Grief remains one of the greatest challenges we face at the holidays. Perhaps it’s the expectations of family placed upon us. Maybe it’s a feeling that the one who really made the holiday special and gave it meaning is gone. Sometimes we, especially those widowed, feel as though the holidays have no meaning without our lost loved one beside us. Some are reminded that their family expectations are far removed from their broken family reality. These feelings and many more prove formidable challenges to our holiday happiness. What are we to do?
The Bible is no stranger to the topic of sadness and grief. God speaks a great deal about the subject and even identifies Jesus as “a man of sorrows” (Is 53:3), records his grief at a friend’s death (John 11:35), and his heavy heart for people’s unbelief (Mt 21). King David records his personal sorrow in Psalm 6 but never names the reason for it. Sorrow and sadness lines the pages of the Bible. The Bible, therefore, speaks a great deal to its remedy.
First, the Bible speaks of sorrow as a very natural part of life. It can spring from small matters or great tragedy. Sometimes we are unsure why we feel our sadness – it’s just there! The Bible also speaks of joy and hope in the face of terrible trouble. Herein lies the first secret to defeating sorrow whether at Christmas or another time. Joy and hope belong to the Lord as gifts he gives to those who place their trust in His goodness. In order to defeat sorrow and grief, we need a bigger hope that guides us through the dark times. Faith that God is good and that he hears our prayers is that hope. In times of distress we need to remind ourselves that God is not finished with us. We have to continue to fulfill our purpose.

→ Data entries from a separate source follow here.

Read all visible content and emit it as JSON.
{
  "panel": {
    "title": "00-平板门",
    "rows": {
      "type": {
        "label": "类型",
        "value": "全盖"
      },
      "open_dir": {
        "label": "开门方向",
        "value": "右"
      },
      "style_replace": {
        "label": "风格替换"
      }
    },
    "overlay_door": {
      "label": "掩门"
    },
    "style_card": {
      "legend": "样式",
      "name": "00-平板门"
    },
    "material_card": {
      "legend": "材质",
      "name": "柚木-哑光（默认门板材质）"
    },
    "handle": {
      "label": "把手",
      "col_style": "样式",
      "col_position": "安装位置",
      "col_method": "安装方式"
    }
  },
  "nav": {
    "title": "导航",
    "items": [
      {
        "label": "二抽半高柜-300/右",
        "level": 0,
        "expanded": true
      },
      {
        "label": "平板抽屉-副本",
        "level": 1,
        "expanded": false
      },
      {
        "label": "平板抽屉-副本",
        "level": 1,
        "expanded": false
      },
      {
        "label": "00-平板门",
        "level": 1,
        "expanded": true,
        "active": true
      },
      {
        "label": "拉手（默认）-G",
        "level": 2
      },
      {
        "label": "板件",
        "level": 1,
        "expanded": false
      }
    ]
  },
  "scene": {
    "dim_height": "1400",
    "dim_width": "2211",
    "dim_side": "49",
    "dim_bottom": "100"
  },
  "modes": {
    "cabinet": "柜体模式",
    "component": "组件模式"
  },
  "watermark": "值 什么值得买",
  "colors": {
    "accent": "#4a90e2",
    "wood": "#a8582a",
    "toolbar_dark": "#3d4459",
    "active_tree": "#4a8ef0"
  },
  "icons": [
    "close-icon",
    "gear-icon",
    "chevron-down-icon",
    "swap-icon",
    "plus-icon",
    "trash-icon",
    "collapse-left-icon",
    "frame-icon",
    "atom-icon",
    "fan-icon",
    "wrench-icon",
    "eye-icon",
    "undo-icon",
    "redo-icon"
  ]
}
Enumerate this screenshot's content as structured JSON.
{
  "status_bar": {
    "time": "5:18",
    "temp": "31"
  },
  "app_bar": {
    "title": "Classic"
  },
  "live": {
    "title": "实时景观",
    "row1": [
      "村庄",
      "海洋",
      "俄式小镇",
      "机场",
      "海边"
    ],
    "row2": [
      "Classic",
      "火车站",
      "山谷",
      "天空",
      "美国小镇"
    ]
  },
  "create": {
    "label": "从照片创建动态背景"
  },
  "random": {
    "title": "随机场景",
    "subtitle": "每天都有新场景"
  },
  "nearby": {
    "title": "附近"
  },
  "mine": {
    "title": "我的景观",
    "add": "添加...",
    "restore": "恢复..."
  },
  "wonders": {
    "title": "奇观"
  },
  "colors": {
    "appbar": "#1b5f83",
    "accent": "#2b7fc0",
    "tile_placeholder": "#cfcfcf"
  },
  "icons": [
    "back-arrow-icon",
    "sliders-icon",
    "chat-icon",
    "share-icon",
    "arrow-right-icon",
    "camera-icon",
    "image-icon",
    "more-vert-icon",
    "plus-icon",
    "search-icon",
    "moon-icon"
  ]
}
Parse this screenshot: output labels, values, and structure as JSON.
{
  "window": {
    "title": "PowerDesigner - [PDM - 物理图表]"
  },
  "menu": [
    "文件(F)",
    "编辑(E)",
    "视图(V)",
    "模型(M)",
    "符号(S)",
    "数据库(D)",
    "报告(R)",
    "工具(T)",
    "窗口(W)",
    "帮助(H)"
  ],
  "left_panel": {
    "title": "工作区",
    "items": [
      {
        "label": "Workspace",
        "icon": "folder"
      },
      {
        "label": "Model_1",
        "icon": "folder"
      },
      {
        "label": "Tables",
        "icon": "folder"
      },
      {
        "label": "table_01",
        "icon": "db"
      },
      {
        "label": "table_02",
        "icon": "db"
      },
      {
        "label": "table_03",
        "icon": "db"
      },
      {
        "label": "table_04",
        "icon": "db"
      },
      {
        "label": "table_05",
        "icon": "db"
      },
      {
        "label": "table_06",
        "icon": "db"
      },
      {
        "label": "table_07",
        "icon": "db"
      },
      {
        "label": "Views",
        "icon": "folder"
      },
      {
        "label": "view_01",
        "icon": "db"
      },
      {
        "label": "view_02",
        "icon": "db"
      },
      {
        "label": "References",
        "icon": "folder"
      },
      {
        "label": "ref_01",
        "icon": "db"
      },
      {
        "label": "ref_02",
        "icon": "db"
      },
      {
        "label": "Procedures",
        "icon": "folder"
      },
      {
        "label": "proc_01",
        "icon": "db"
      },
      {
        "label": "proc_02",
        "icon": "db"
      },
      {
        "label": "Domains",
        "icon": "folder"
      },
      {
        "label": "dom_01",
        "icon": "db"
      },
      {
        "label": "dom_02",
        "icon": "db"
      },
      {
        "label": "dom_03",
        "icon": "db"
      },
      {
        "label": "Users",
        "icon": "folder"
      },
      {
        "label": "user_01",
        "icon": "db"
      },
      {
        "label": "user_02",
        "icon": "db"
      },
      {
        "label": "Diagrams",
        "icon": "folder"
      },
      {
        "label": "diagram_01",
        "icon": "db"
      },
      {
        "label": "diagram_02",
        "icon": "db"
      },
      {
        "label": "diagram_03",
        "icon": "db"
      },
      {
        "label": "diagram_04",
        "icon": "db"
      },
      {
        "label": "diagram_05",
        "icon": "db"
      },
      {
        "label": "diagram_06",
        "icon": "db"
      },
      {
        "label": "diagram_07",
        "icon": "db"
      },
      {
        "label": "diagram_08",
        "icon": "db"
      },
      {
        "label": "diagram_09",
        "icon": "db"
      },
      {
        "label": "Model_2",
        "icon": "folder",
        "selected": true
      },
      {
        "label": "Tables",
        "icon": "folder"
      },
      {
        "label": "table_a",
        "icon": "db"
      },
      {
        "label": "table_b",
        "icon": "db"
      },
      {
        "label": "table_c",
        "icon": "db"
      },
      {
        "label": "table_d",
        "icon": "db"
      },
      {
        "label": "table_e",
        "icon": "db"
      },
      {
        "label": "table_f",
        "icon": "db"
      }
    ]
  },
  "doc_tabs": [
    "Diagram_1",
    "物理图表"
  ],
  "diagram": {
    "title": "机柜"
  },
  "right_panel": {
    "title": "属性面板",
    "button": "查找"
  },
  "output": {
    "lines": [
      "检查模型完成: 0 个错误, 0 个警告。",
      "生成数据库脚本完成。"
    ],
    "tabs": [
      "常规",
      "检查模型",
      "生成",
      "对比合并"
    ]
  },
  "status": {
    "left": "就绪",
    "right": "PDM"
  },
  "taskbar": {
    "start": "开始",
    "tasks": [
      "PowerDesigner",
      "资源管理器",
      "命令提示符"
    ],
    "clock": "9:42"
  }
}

Second, while sorrow is natural, praise is a discipline. Just as we place a bandage over a wound to help it heal, so too must we apply the bandage of praise over the emotional wound of grief. Praise of God is a bandage because it forces us to restrain the despair that often contaminates our grief. Its not easy to practice praise when we feel grieved because it hurts us emotionally just as pressure on the wound hurts. Yet, to prevent despair, we have to speak to God about His great help toward us – no matter how small.
Finally, we have to continue working. Self-focus is the worst mistake we can make when facing times of grief. Instead of turning to self-focus, we turn to helping others as often as possible. The best response to grief is to reach out to others and carry them forward with you. Find a way to serve the Lord through a local church. Plug into a ministry in the community. Help relieve other people’s struggles. Plan a Christmas meal and invite people in your neighborhood who may also be alone. Brighten other people’s lives with love for them and you will receive great comfort. Defeating grief is a tough task but a worthy endeavor. Defeating grief allows us to continue offering salvation to others.
Bless you as you continue to defeat it!